DexGraspVLA adopts a hierarchical architecture composed of an off-the-shelf VLM-based high-level
planner and a diffusion-based low-level controller.
Given a cluttered scene, the planner grounds the user prompt, e.g., "clear the table", in the observation and proposes grasping instructions \(\{l_i\}\) sequentially.
For each instruction \(l\), e.g., "grasp the cookie", the planner identifies the target object \(A\) from the head image \(\mathbf{I}_{t_0}\)
and marks its bounding box \((x_1^A, y_1^A, x_2^A, y_2^A)\) at initial time \(t_0\).
The controller consists of four parts:
- Two segmentation models including SAM, which obtains the object's mask \(\mathbf{m}_{t_0}\) at \(t_0\), and Cutie, a video segmentation model that continuously tracks the mask \(\mathbf{m}_t\) during each grasping process.
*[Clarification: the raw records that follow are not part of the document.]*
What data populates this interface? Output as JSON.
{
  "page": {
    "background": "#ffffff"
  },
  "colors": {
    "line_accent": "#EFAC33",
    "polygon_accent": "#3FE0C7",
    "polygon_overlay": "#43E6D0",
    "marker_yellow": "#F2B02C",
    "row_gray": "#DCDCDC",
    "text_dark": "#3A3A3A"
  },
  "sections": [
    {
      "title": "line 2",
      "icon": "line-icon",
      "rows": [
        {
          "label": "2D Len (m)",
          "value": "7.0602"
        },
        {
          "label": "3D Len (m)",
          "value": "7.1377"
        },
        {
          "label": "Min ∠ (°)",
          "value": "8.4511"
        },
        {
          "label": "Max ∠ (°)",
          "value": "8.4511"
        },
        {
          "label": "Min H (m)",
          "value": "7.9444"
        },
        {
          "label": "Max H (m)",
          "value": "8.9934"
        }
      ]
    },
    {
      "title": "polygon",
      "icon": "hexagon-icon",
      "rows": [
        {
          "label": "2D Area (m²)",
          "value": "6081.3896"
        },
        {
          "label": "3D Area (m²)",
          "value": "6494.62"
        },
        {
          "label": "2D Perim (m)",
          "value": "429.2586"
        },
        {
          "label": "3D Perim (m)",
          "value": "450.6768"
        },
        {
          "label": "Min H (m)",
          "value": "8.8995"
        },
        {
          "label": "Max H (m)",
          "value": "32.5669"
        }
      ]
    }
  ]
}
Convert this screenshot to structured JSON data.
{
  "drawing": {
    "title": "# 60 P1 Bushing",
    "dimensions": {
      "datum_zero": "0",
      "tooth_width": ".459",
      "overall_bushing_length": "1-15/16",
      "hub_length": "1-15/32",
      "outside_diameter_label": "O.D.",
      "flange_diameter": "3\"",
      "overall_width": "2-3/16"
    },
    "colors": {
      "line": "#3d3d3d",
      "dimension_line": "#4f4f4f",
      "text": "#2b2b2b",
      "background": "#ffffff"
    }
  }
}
- Three vision encoders including two frozen DINOv2 that extract features from the third-view head-camera image \(\mathbf{I}_t^h\) and the first-view wrist-camera image \(\mathbf{I}_t^w\), and a trainable ViT that deals with the mask \(\mathbf{m}_t\).
- Three MLP projectors that map the visual features and robot proprioceptive state into the same feature space, forming a feature sequence.
- A DiT that predicts an action chunk from \(\mathbf{a}_t\) to \(\mathbf{a}_{t+H-1}\).
During the controller's grasping process, the planner monitors the execution and triggers a scripted placing motion when grasping succeeds. After each grasping attempt, the planner resets the robot and proposes a new grasping instruction. This process continues until the user prompt is fully completed.
The controller is trained on a dataset consisting of 2,094 successful grasping episodes in cluttered scenes. These demonstrations are collected at typical human motion speeds, with each episode taking approximately 3.5 seconds. In total, this amounts to roughly two hours of data.